Police Officer Cleared Of Misconduct After Authorising Strip Search Of Nottingham Lecturer

31 August 2018, 07:38 | Updated: 31 August 2018, 08:02

Dr Konstancja Duff

A custody sergeant accused of breaching police standards by authorising the strip search of a Nottingham philosophy lecturer - who went limp and refused to give her name - has been cleared of any wrongdoing.

Konstancja Duff claimed she was suffering from post-traumatic stress disorder and flashbacks following her detention at a London police station in May 2013.

Dr Duff - who works at the University of Nottingham - was arrested after trying to offer a 15-year-old a card with a list of legal advice during a stop-and-search on an east London estate.

Sergeant Kurtis Howard authorised Dr Duff's strip search after she had to be carried bodily from a police van then lay limp on the floor outside Stoke Newington police station for 15 minutes and refused to give her name.

She was later carried into the police station by four police officers where she was strip-searched.

Dr Duff made a complaint to the police watchdog a year after her arrest following her acquittal by magistrates of obstructing and assaulting police.

On Wednesday, her case against Sgt Howard after a misconduct panel found that her search was necessary as her uncooperative behaviour meant it was unclear if she posed a danger to herself or others.

Chairman Maurice Cohen said: "Dr Duff conceded that her behaviour was not her finest hour and if the circumstances were to arise again she would not behave in the same way and she concedes that it must have been very frustrating for Sgt Howard.

"Dr Duff says she was following the pattern of passive resistance and non-compliance akin to the civil rights movement."

He continued: "Sgt Howard was running a busy custody suite and his primary responsibility was the safety of the staff and detainees and must run a continuous risk assessment.

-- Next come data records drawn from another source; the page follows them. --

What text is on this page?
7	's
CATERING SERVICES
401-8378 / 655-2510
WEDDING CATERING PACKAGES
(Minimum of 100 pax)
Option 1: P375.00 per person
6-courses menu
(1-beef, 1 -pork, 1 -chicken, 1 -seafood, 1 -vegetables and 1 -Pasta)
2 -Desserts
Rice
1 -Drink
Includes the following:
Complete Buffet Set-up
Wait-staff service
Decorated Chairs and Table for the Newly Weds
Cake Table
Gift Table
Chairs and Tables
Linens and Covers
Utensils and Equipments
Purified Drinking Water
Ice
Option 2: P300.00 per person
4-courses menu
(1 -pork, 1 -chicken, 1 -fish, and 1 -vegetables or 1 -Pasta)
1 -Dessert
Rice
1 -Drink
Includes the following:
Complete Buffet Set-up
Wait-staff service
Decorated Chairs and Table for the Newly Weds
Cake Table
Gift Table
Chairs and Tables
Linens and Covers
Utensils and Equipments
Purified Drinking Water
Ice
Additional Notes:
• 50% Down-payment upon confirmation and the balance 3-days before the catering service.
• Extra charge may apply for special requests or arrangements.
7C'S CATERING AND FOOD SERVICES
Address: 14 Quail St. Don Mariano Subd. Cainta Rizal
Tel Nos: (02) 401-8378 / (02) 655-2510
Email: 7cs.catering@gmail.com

"He must consider the demeanour of a detainee, their vulnerability and whether they pose a risk to themselves or others and he was unable to ascertain from Dr Duff whether she suffered from any mental illness, other vulnerability or whether she was on drugs."

Mr Cohen said that Dr Duff's presentation at the police station had been "bizarre" and that staff had tried to treat her with dignity by crouching to her level and trying to speak with her in a non-threatening manner.

He concluded that as he was unaware whether Dr Duff may have anything on her person that she would not be allowed to have in custody, Sgt Howard's actions were those of a responsible officer.

In her evidence, Dr Duff said she had handed the teenager - who was later found to have a six-inch knife stashed in his sock - a card with legal advice aimed specifically at protesters arrested at demonstrations.

She said she feared the teenager was being unfairly targeted due to racial profiling.

She said she was acting in the spirit of "passive resistance", pioneered by the civil rights movement, by refusing to cooperate.

"I felt my arrest had been unjust, I was there for acting in passive, non-violent resistance," she said.

She added that she was following advice on the printed card, which tells detainees to answer "no comment" to all questions and not to give details such as name and address during a stop-and-search.

"I think that speaks to the political/protest-type note of what was going on - classic civil rights movement, limp passive resistance," she said.

Dr Duff also said that a lot of her behaviour in refusing to cooperate with police was down to shock at being arrested for handing someone a legal advice card.

"I wanted to speak to someone genuinely independent, either a solicitor or a doctor, it was so outside anything I had ever experienced, I was genuinely scared," she said.

Dr Duff, who was a self-employed philosophy tutor at the time of the incident, said she was unable to work for a few months after her arrest and struggled to pay her rent.

Her academic work includes papers with titles Feminism Against Crime Control: On Sexual Subordination And State Apologism and The Criminal Is Political: Policing Politics In Real Existing Liberalism.

Dr Duff later told the panel it was endorsing using "repressive and violating tactics" to "punish and intimidate" anyone who did not go along with being treated unjustly by the police.